Since one picture of Hugh Jackman is never enough, and I loved your suggestion so much...

As for the other ideas, I am planning to make some offerings to my dream catcher. A few crystals, and maybe a sacrificial lamb or two, will hopefully sate it’s bloodlust for a little while – I don’t think I can handle being eaten by another dinosaur. Palaeontologists say the T. Rex had a brain the size of a peanut, and yet, it always finds me hiding underneath the bed. How it even fits into my house is a whole other matter...

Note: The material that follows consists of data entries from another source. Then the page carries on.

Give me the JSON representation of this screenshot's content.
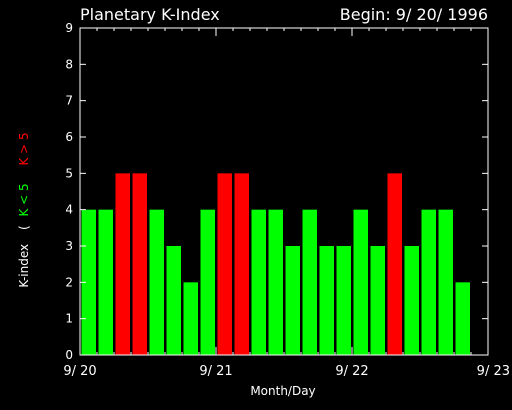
{
  "chart_data": {
    "type": "bar",
    "title": "Planetary K-Index",
    "subtitle": "Begin: 9/ 20/ 1996",
    "xlabel": "Month/Day",
    "ylabel_parts": {
      "prefix": "K-index",
      "open_paren": "(",
      "low": "K < 5",
      "high": "K > 5"
    },
    "ylim": [
      0,
      9
    ],
    "y_ticks": [
      "0",
      "1",
      "2",
      "3",
      "4",
      "5",
      "6",
      "7",
      "8",
      "9"
    ],
    "x_ticks": [
      "9/ 20",
      "9/ 21",
      "9/ 22",
      "9/ 23"
    ],
    "x_tick_positions": [
      0,
      8,
      16,
      24
    ],
    "values": [
      4,
      4,
      5,
      5,
      4,
      3,
      2,
      4,
      5,
      5,
      4,
      4,
      3,
      4,
      3,
      3,
      4,
      3,
      5,
      3,
      4,
      4,
      2
    ],
    "colors": {
      "low": "#00ff00",
      "high": "#ff0000",
      "axis": "#ffffff",
      "background": "#000000"
    },
    "threshold": 5
  }
}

So, I have a real life horror story for you. It happened to me yesterday. I was home alone, writing merrily away on my computer, and melting slowly into a puddle on account of how hot it’s been. I whipped out my iPod to play some music and decided on Blue October’s song ‘Hate Me’. A song you would know well, since you recommended it to me. It was so quiet that when I pressed play I heard all these little voices come pouring out of my iPod. Tiny, little children’s voices. I’d never heard it before and put it close to my ear. I couldn’t make out what they were saying, until they started chanting; “dead, dead, dead!”

I had a heart attack, pressed the stop button, and had to resist throwing my iPod across the room. Visions of Japanese horror movies where the technology is always used for evil swarmed me. That little girl from the Ring was going to come and get me.

Panicking, I forced myself to listen to it again, and again, and again. Until finally, those little voices weren’t saying dead, dead, dead anymore. I still didn’t trust it, but figured I’d imagined it – if my nightmares aren’t enough of a giveaway, I have a weird imagination.

Then...the entire house blacked out! Every light, all my fans! It was so hot and dank, and there was this putrid smell in the air. You have never seen anymore move as fast as I did to get outside. All my years of horror stories has taught me – sunlight good, dark houses bad. I stayed outside, horrified for at least an hour, until my family came home.

In the aftermath the accepted reality is that I imagined the song, lightening struck the power station during the storm and blacked my suburb out, and the smell was the chicken leftovers in the bin... As a girl who believes in fairies, I’m left wondering if it wasn’t something more sinister than that.

I’ll let you decide what the real truth is.